Wie findet man sich in dem Strom so zweideutiger Informationen zurecht und fischt die Körnchen Wahrheit daraus?
Das Wichtigste über Jasmin
Zunächst muss man verstehen, dass Jasmin eine immergrüne tropische Pflanze ist. Er gehört zur Familie der Ölbaumgewächse. Seine Blätter sind dick, ledrig und glänzend, wie die eines Ficus. Die Blüten sind weiß, duftend und haben 'fleischige' Blütenblätter. Aus ihnen wird das berühmte Jasminöl gewonnen, das in der gehobenen Kosmetik und Parfümerie verwendet wird. Sie werden auch zur Aromatisierung von hochwertigem grünem Tee genutzt. Chinesischer Tee kann grundsätzlich nicht mit Duftjasmin-Blüten aromatisiert werden, unabhängig von deren nützlichen Eigenschaften.
Derjenige, der kein Jasmin ist
Interessanterweise ist der Duftjasmin nicht einmal mit seinem tropischen Namensvetter verwandt. Der laubabwerfende Strauch gehört zur Familie der Hortensiengewächse und wächst in der gemäßigten Zone. Äußerlich ähneln sie sich kaum – das ist auf dem Foto unten gut zu sehen. Was die Pflanzen verbindet, ist der Blütenduft – süßlich, würzig, mit Noten von Erdbeere und Ananas.
Der Duftjasmin enthält viele Cumarine – flüchtige Ester mit phytonziden Eigenschaften. Sie bilden die Grundlage der pflanzlichen Immunität und werden in konzentrierter Form in der Parfümerie, Seifenherstellung und als Duftstoffe in Cremes verwendet. Die Blütenblätter werden auch dem Tee beigefügt.
Interessant! Aufgrund des Cumaringehalts sind aromatische Extrakte aus Duftjasmin in den USA für die Verwendung in der Lebensmittelindustrie verboten. Es wird angenommen, dass diese Verbindung ein Allergen ist und krebserregende Eigenschaften besitzt.
Nützliche Eigenschaften des Duftjasmins
Der Duftjasmin gehört nicht zu den Arzneibuchpflanzen und auch nicht, streng genommen, zu den Heilpflanzen.

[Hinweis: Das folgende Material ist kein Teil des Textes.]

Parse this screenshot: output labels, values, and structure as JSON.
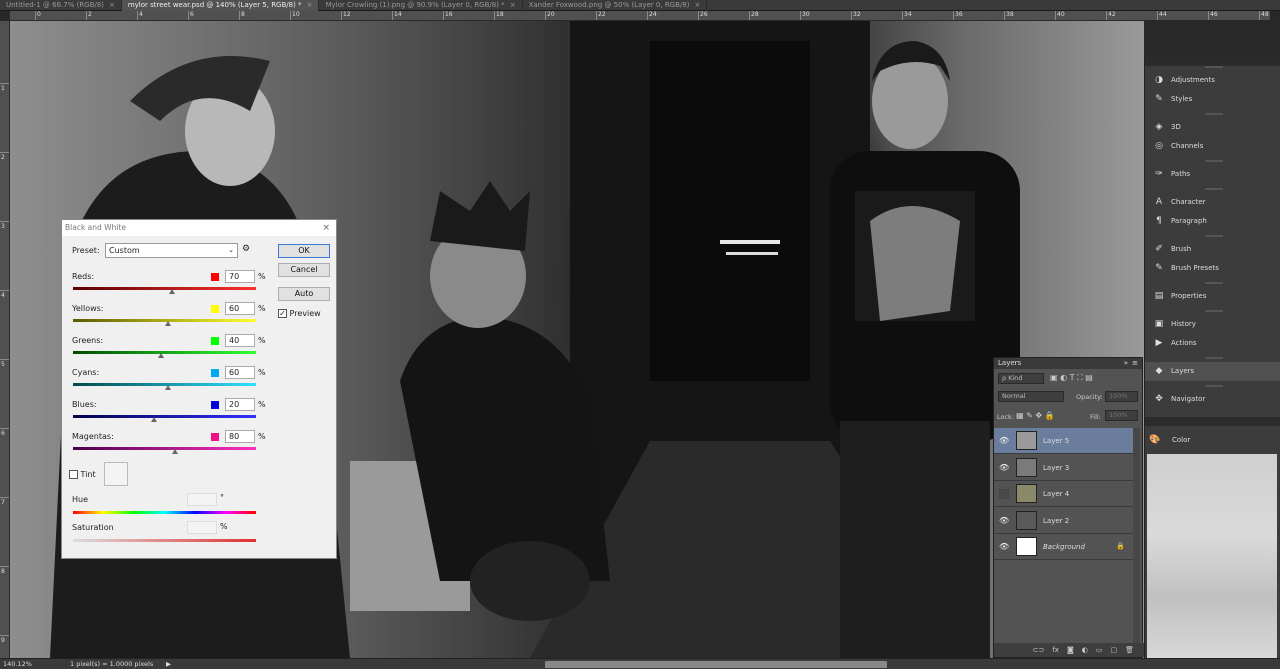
{
  "tabs": [
    {
      "label": "Untitled-1 @ 66.7% (RGB/8)",
      "active": false
    },
    {
      "label": "mylor street wear.psd @ 140% (Layer 5, RGB/8) *",
      "active": true
    },
    {
      "label": "Mylor Crowling (1).png @ 90.9% (Layer 0, RGB/8) *",
      "active": false
    },
    {
      "label": "Xander Foxwood.png @ 50% (Layer 0, RGB/8)",
      "active": false
    }
  ],
  "tab_close": "×",
  "ruler_top": [
    "0",
    "2",
    "4",
    "6",
    "8",
    "10",
    "12",
    "14",
    "16",
    "18",
    "20",
    "22",
    "24",
    "26",
    "28",
    "30",
    "32",
    "34",
    "36",
    "38",
    "40",
    "42",
    "44",
    "46",
    "48",
    "50"
  ],
  "ruler_left": [
    "1",
    "2",
    "3",
    "4",
    "5",
    "6",
    "7",
    "8",
    "9"
  ],
  "dialog": {
    "title": "Black and White",
    "close": "×",
    "preset_label": "Preset:",
    "preset_value": "Custom",
    "buttons": {
      "ok": "OK",
      "cancel": "Cancel",
      "auto": "Auto"
    },
    "preview_label": "Preview",
    "preview_checked": true,
    "channels": [
      {
        "label": "Reds:",
        "value": "70",
        "swatch": "#ff0000"
      },
      {
        "label": "Yellows:",
        "value": "60",
        "swatch": "#ffff00"
      },
      {
        "label": "Greens:",
        "value": "40",
        "swatch": "#00ff00"
      },
      {
        "label": "Cyans:",
        "value": "60",
        "swatch": "#00aaee"
      },
      {
        "label": "Blues:",
        "value": "20",
        "swatch": "#0000dd"
      },
      {
        "label": "Magentas:",
        "value": "80",
        "swatch": "#ee1188"
      }
    ],
    "percent": "%",
    "tint_label": "Tint",
    "hue_label": "Hue",
    "hue_unit": "°",
    "saturation_label": "Saturation",
    "saturation_unit": "%"
  },
  "dock": {
    "items": [
      {
        "label": "Adjustments",
        "icon": "adjustments-icon",
        "glyph": "◑"
      },
      {
        "label": "Styles",
        "icon": "styles-icon",
        "glyph": "✎"
      },
      {
        "label": "3D",
        "icon": "3d-icon",
        "glyph": "◈"
      },
      {
        "label": "Channels",
        "icon": "channels-icon",
        "glyph": "◎"
      },
      {
        "label": "Paths",
        "icon": "paths-icon",
        "glyph": "✑"
      },
      {
        "label": "Character",
        "icon": "character-icon",
        "glyph": "A"
      },
      {
        "label": "Paragraph",
        "icon": "paragraph-icon",
        "glyph": "¶"
      },
      {
        "label": "Brush",
        "icon": "brush-icon",
        "glyph": "✐"
      },
      {
        "label": "Brush Presets",
        "icon": "brush-presets-icon",
        "glyph": "✎"
      },
      {
        "label": "Properties",
        "icon": "properties-icon",
        "glyph": "▤"
      },
      {
        "label": "History",
        "icon": "history-icon",
        "glyph": "▣"
      },
      {
        "label": "Actions",
        "icon": "actions-icon",
        "glyph": "▶"
      },
      {
        "label": "Layers",
        "icon": "layers-icon",
        "glyph": "◆"
      },
      {
        "label": "Navigator",
        "icon": "navigator-icon",
        "glyph": "✥"
      }
    ]
  },
  "color_panel": {
    "title": "Color",
    "icon": "color-icon"
  },
  "layers_panel": {
    "title": "Layers",
    "kind_label": "ρ Kind",
    "blend_mode": "Normal",
    "opacity_label": "Opacity:",
    "opacity_value": "100%",
    "lock_label": "Lock:",
    "fill_label": "Fill:",
    "fill_value": "100%",
    "layers": [
      {
        "name": "Layer 5",
        "visible": true,
        "selected": true
      },
      {
        "name": "Layer 3",
        "visible": true,
        "selected": false
      },
      {
        "name": "Layer 4",
        "visible": false,
        "selected": false
      },
      {
        "name": "Layer 2",
        "visible": true,
        "selected": false
      },
      {
        "name": "Background",
        "visible": true,
        "selected": false,
        "locked": true
      }
    ],
    "footer_icons": [
      "link-icon",
      "fx-icon",
      "mask-icon",
      "adjustment-layer-icon",
      "group-icon",
      "new-layer-icon",
      "trash-icon"
    ],
    "footer_glyphs": [
      "⊂⊃",
      "fx",
      "◙",
      "◐",
      "▭",
      "▢",
      "🗑"
    ]
  },
  "status": {
    "zoom": "140.12%",
    "info": "1 pixel(s) = 1.0000 pixels",
    "arrow": "▶"
  }
}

Er ist wenig erforscht, und alles, was wir über die nützlichen Eigenschaften und Kontraindikationen des Duftjasmins wissen, ist das Ergebnis von Beobachtungen und der therapeutischen Praxis der Volksmedizin.
Zusammensetzung der Pflanze
In den Blüten und Blättern wurden bioaktive Verbindungen gefunden, die das therapeutische Potenzial der Pflanze bestimmen.

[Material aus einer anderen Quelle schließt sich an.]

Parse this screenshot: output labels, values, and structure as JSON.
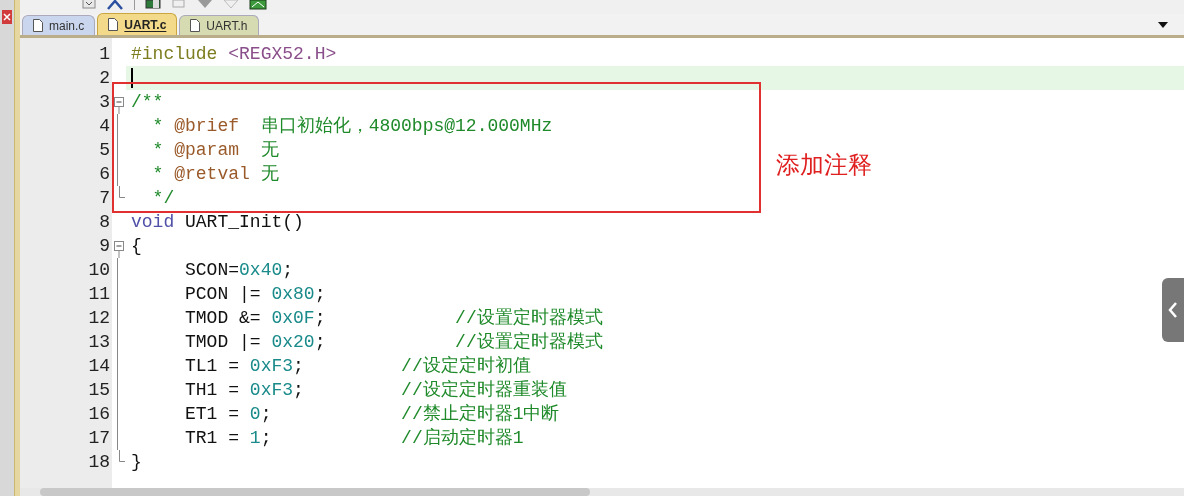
{
  "tabs": [
    {
      "label": "main.c",
      "selected": false,
      "color": "#c9d6ee"
    },
    {
      "label": "UART.c",
      "selected": true,
      "color": "#f3d98a"
    },
    {
      "label": "UART.h",
      "selected": false,
      "color": "#d6dbb2"
    }
  ],
  "editor": {
    "lines": [
      {
        "number": "1",
        "current": false,
        "fold_start": false,
        "fold_end": false,
        "segments": [
          {
            "kind": "preproc",
            "text": "#include"
          },
          {
            "kind": "string",
            "text": " <REGX52.H>"
          }
        ]
      },
      {
        "number": "2",
        "current": true,
        "fold_start": false,
        "fold_end": false
      },
      {
        "number": "3",
        "current": false,
        "fold_start": true,
        "fold_end": false,
        "segments": [
          {
            "kind": "comment",
            "text": "/**"
          }
        ]
      },
      {
        "number": "4",
        "current": false,
        "fold_start": false,
        "fold_end": false,
        "segments": [
          {
            "kind": "comment",
            "text": "  * "
          },
          {
            "kind": "doctag",
            "text": "@brief"
          },
          {
            "kind": "comment",
            "text": "  串口初始化，4800bps@12.000MHz"
          }
        ]
      },
      {
        "number": "5",
        "current": false,
        "fold_start": false,
        "fold_end": false,
        "segments": [
          {
            "kind": "comment",
            "text": "  * "
          },
          {
            "kind": "doctag",
            "text": "@param"
          },
          {
            "kind": "comment",
            "text": "  无"
          }
        ]
      },
      {
        "number": "6",
        "current": false,
        "fold_start": false,
        "fold_end": false,
        "segments": [
          {
            "kind": "comment",
            "text": "  * "
          },
          {
            "kind": "doctag",
            "text": "@retval"
          },
          {
            "kind": "comment",
            "text": " 无"
          }
        ]
      },
      {
        "number": "7",
        "current": false,
        "fold_start": false,
        "fold_end": true,
        "segments": [
          {
            "kind": "comment",
            "text": "  */"
          }
        ]
      },
      {
        "number": "8",
        "current": false,
        "fold_start": false,
        "fold_end": false,
        "segments": [
          {
            "kind": "keyword",
            "text": "void"
          },
          {
            "kind": "plain",
            "text": " UART_Init()"
          }
        ]
      },
      {
        "number": "9",
        "current": false,
        "fold_start": true,
        "fold_end": false,
        "segments": [
          {
            "kind": "plain",
            "text": "{"
          }
        ]
      },
      {
        "number": "10",
        "current": false,
        "fold_start": false,
        "fold_end": false,
        "segments": [
          {
            "kind": "plain",
            "text": "     SCON="
          },
          {
            "kind": "number",
            "text": "0x40"
          },
          {
            "kind": "plain",
            "text": ";"
          }
        ]
      },
      {
        "number": "11",
        "current": false,
        "fold_start": false,
        "fold_end": false,
        "segments": [
          {
            "kind": "plain",
            "text": "     PCON |= "
          },
          {
            "kind": "number",
            "text": "0x80"
          },
          {
            "kind": "plain",
            "text": ";"
          }
        ]
      },
      {
        "number": "12",
        "current": false,
        "fold_start": false,
        "fold_end": false,
        "segments": [
          {
            "kind": "plain",
            "text": "     TMOD &= "
          },
          {
            "kind": "number",
            "text": "0x0F"
          },
          {
            "kind": "plain",
            "text": ";            "
          },
          {
            "kind": "comment",
            "text": "//设置定时器模式"
          }
        ]
      },
      {
        "number": "13",
        "current": false,
        "fold_start": false,
        "fold_end": false,
        "segments": [
          {
            "kind": "plain",
            "text": "     TMOD |= "
          },
          {
            "kind": "number",
            "text": "0x20"
          },
          {
            "kind": "plain",
            "text": ";            "
          },
          {
            "kind": "comment",
            "text": "//设置定时器模式"
          }
        ]
      },
      {
        "number": "14",
        "current": false,
        "fold_start": false,
        "fold_end": false,
        "segments": [
          {
            "kind": "plain",
            "text": "     TL1 = "
          },
          {
            "kind": "number",
            "text": "0xF3"
          },
          {
            "kind": "plain",
            "text": ";         "
          },
          {
            "kind": "comment",
            "text": "//设定定时初值"
          }
        ]
      },
      {
        "number": "15",
        "current": false,
        "fold_start": false,
        "fold_end": false,
        "segments": [
          {
            "kind": "plain",
            "text": "     TH1 = "
          },
          {
            "kind": "number",
            "text": "0xF3"
          },
          {
            "kind": "plain",
            "text": ";         "
          },
          {
            "kind": "comment",
            "text": "//设定定时器重装值"
          }
        ]
      },
      {
        "number": "16",
        "current": false,
        "fold_start": false,
        "fold_end": false,
        "segments": [
          {
            "kind": "plain",
            "text": "     ET1 = "
          },
          {
            "kind": "number",
            "text": "0"
          },
          {
            "kind": "plain",
            "text": ";            "
          },
          {
            "kind": "comment",
            "text": "//禁止定时器1中断"
          }
        ]
      },
      {
        "number": "17",
        "current": false,
        "fold_start": false,
        "fold_end": false,
        "segments": [
          {
            "kind": "plain",
            "text": "     TR1 = "
          },
          {
            "kind": "number",
            "text": "1"
          },
          {
            "kind": "plain",
            "text": ";            "
          },
          {
            "kind": "comment",
            "text": "//启动定时器1"
          }
        ]
      },
      {
        "number": "18",
        "current": false,
        "fold_start": false,
        "fold_end": true,
        "segments": [
          {
            "kind": "plain",
            "text": "}"
          }
        ]
      }
    ]
  },
  "annotation": {
    "text": "添加注释"
  }
}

- Die ätherischen Öle, die dem Duftjasmin seinen angenehmen Duft verleihen, bestimmen seine entzündungshemmenden und schmerzlindernden Eigenschaften.
- Phytonzide (Cumarine u.a.) wirken bakterizid und verbessern die Regenerationsprozesse.

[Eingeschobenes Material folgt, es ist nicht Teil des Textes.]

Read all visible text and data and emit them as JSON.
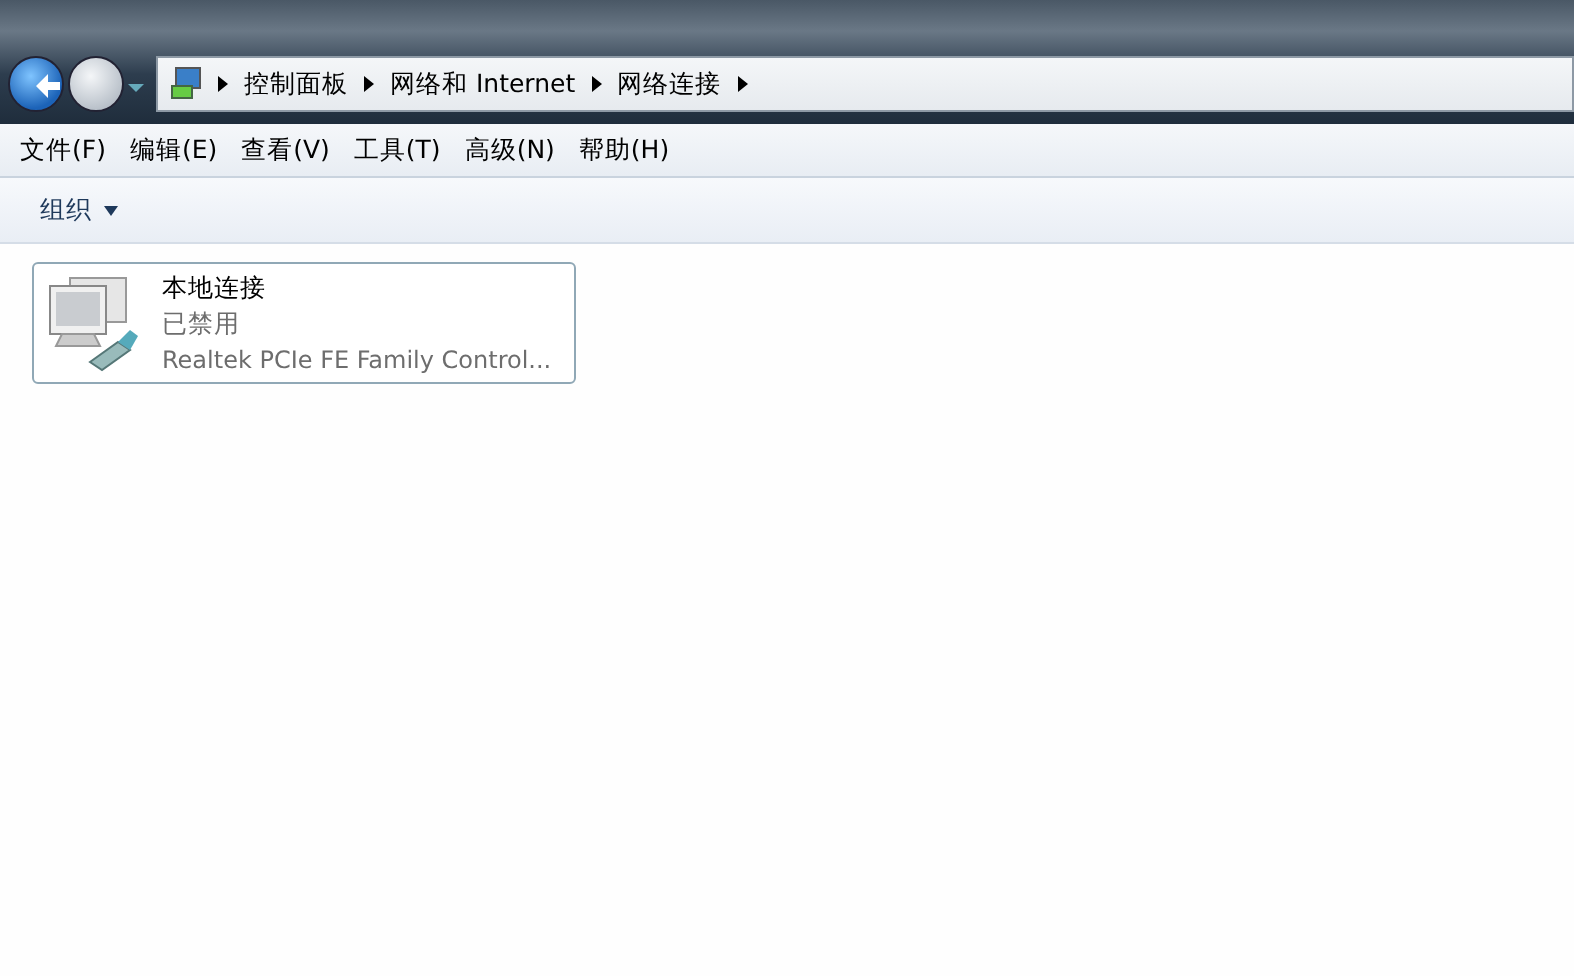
{
  "breadcrumb": [
    "控制面板",
    "网络和 Internet",
    "网络连接"
  ],
  "menu": [
    "文件(F)",
    "编辑(E)",
    "查看(V)",
    "工具(T)",
    "高级(N)",
    "帮助(H)"
  ],
  "toolbar": {
    "organize": "组织"
  },
  "connections": [
    {
      "name": "本地连接",
      "status": "已禁用",
      "device": "Realtek PCIe FE Family Control..."
    }
  ]
}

- Organische und aromatische Säuren (Ascorbinsäure, Salicylsäure) sind für die Aufrechterhaltung biochemischer Reaktionen und des Säure-Basen-Gleichgewichts im Körper erforderlich.
- Die Vitamine C, E, PP neutralisieren Oxidationsprozesse in den Zellen, verbessern die Blutbildung und wirken sich positiv auf den Stoffwechsel aus.
- In geringen Dosen enthält es Glykoside, die eine tonisierende und adaptogene Wirkung auf den Körper haben.
Alle diese Stoffe sind in der Pflanze in Mikrodosen enthalten und können bei einmaligem Verzehr weder eine heilende noch eine negative Wirkung entfalten. Um eine positive Wirkung zu spüren, wird empfohlen, den Blütenaufguss mindestens 2–3 Wochen lang zu trinken.
Wie wirkt es sich auf das Wohlbefinden aus?
In der Phytotherapie werden für die Zubereitung von häuslichen Heilmitteln hauptsächlich die Blüten des Duftjasmins verwendet, seltener die Blütenstände mit Blättern, die ebenfalls nützliche Eigenschaften besitzen.
Wässrige Aufgüsse und alkoholische Extrakte aus Blütenblättern helfen bei einer Reihe von psychosomatischen Problemen und funktionellen Störungen:
- steigern die Vitalität;
- stimulieren die Gehirnaktivität;
- lösen nervöse Anspannungen;
- normalisieren den Schlaf;
- wirken antidepressiv;
- helfen, Muskelkrämpfe zu lösen;
- erweitern die Bronchien und lindern asthmatische Symptome;
- haben milde harntreibende Eigenschaften.
Anwendung in der Phytotherapie
Häufiger wird Tschubuschnik in Mischungen mit anderen Heilkräutern verschrieben – so entfaltet er seine wohltuenden Eigenschaften besser.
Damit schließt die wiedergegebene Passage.